How many parents do I know whose children are struggling, and they have given up? They are just going to love their child and send them to whatever program the public school offers and be satisfied with whatever comes. How many parents are just praying their child will "outgrow" their struggles and somehow magically be able to pay attention and sit still after puberty hits? How many parents think it's okay if reading is hard for their child because it must be genetic---the parents and grandparents struggled, too.
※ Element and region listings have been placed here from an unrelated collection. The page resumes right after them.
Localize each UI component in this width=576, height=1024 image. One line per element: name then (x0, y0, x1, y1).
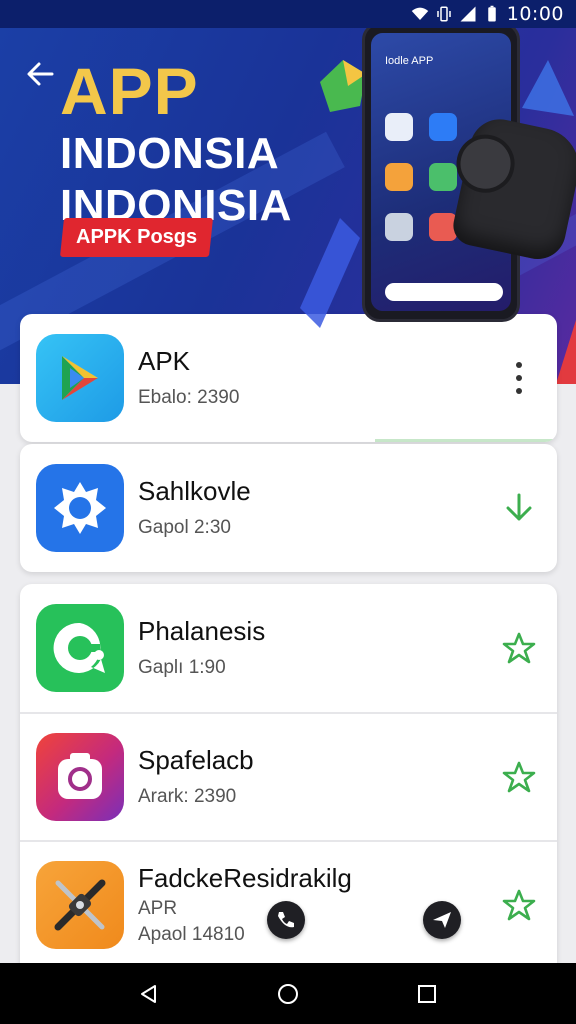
app-name: Sahlkovle (138, 476, 251, 507)
download-progress (375, 439, 557, 442)
list-item[interactable]: Sahlkovle Gapol 2:30 (20, 444, 557, 572)
app-card: APK Ebalo: 2390 (20, 314, 557, 442)
hero-title-line1: APP (60, 54, 199, 128)
phone-app-icon (429, 163, 457, 191)
app-meta: Gaplı 1:90 (138, 656, 226, 678)
app-card: Sahlkovle Gapol 2:30 (20, 444, 557, 572)
back-icon[interactable] (129, 974, 169, 1014)
vibrate-icon (436, 6, 451, 22)
star-icon[interactable] (499, 885, 539, 925)
camera-icon (36, 733, 124, 821)
chat-bubble-icon (36, 604, 124, 692)
hero-badge[interactable]: APPK Posgs (59, 218, 214, 257)
back-arrow-icon[interactable] (22, 56, 58, 92)
status-bar: 10:00 (0, 0, 576, 28)
phone-app-icon (385, 163, 413, 191)
app-name: APK (138, 346, 191, 377)
gear-badge-icon (36, 464, 124, 552)
app-meta: Ebalo: 2390 (138, 386, 240, 408)
hero-title: APP INDONSIA INDONISIA (60, 58, 292, 228)
status-time: 10:00 (506, 3, 564, 25)
star-icon[interactable] (499, 757, 539, 797)
app-meta-secondary: Apaol 14810 (138, 923, 245, 945)
navigation-bar (0, 963, 576, 1024)
signal-icon (460, 6, 476, 22)
deco-cube-icon (320, 60, 366, 112)
recents-icon[interactable] (407, 974, 447, 1014)
phone-app-icon (385, 213, 413, 241)
wifi-icon (411, 7, 428, 20)
phone-label: Iodle APP (385, 55, 434, 67)
app-meta: Arark: 2390 (138, 785, 237, 807)
app-meta: Gapol 2:30 (138, 516, 231, 538)
battery-icon (487, 5, 496, 22)
app-name: Phalanesis (138, 616, 266, 647)
download-icon[interactable] (499, 488, 539, 528)
star-icon[interactable] (499, 628, 539, 668)
phone-call-icon[interactable] (267, 901, 305, 939)
app-store-screen: 10:00 APP INDONSIA INDONISIA APPK Posgs … (0, 0, 576, 1024)
more-vert-icon[interactable] (499, 358, 539, 398)
deco-triangle-icon (522, 60, 574, 116)
send-icon[interactable] (423, 901, 461, 939)
list-item[interactable]: Spafelacb Arark: 2390 (20, 712, 557, 840)
list-item[interactable]: Phalanesis Gaplı 1:90 (20, 584, 557, 712)
deco-ribbon-icon (300, 218, 360, 328)
app-name: FadckeResidrakilg (138, 863, 352, 894)
play-store-icon (36, 334, 124, 422)
home-icon[interactable] (268, 974, 308, 1014)
phone-app-icon (385, 113, 413, 141)
phone-search-bar (385, 283, 503, 301)
phone-app-icon (429, 113, 457, 141)
hero-badge-label: APPK Posgs (76, 226, 198, 248)
app-meta: APR (138, 897, 178, 919)
tools-icon (36, 861, 124, 949)
app-name: Spafelacb (138, 745, 254, 776)
list-item[interactable]: APK Ebalo: 2390 (20, 314, 557, 442)
hero-title-line2: INDONSIA (60, 129, 280, 178)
How many parents just turn their head when their child attempts to participate in sports or playground activities because their child "runs funny"? To my way of thinking, these strategies are all "giving up".
The reason I say these strategies are "giving up" is because a) they seldom bring success and b) there is no action being taken by the parents. It's not enough to hunker down and survive---we, as parents, need to be learning and taking action for our children EVERY STEP OF THE WAY, even if those steps are unpleasant, tiring, demanding and take every ounce of our strength. We cannot let others be in charge of our child's progress. We can certainly get help, but we are ultimately responsible and should keep ourselves in the drivers' seat.
I, sadly, watched the Detroit Lions play the Dallas Cowboys today. Detroit was losing 20-0 in the third quarter. But they still never gave up. They fought and fought and came back to win 34-30. They didn't give up. They looked completely defeated, but they never quit. They played football for the entire 60 minutes and because they took every possible chance they were given, they WON.
And, as parents, we should, too. Don't give in to a negative prognosis from a professional. Don't let anyone tell you that parents aren't qualified to make decisions about your child. Don't give up because it seems progress is coming too slowly or not at all.
Learn, learn, learn, learn. Inform yourself. Get a VARIETY of opinions and don't discount your instinct regarding your own child. If you have professionals working with your child, know every detail and be in the ring on your child's side. Make your time at home with your child productive. Stay focused and dream at night about your child's success. Work like it all depends on you and pray like it all depends on God. And never never never give up!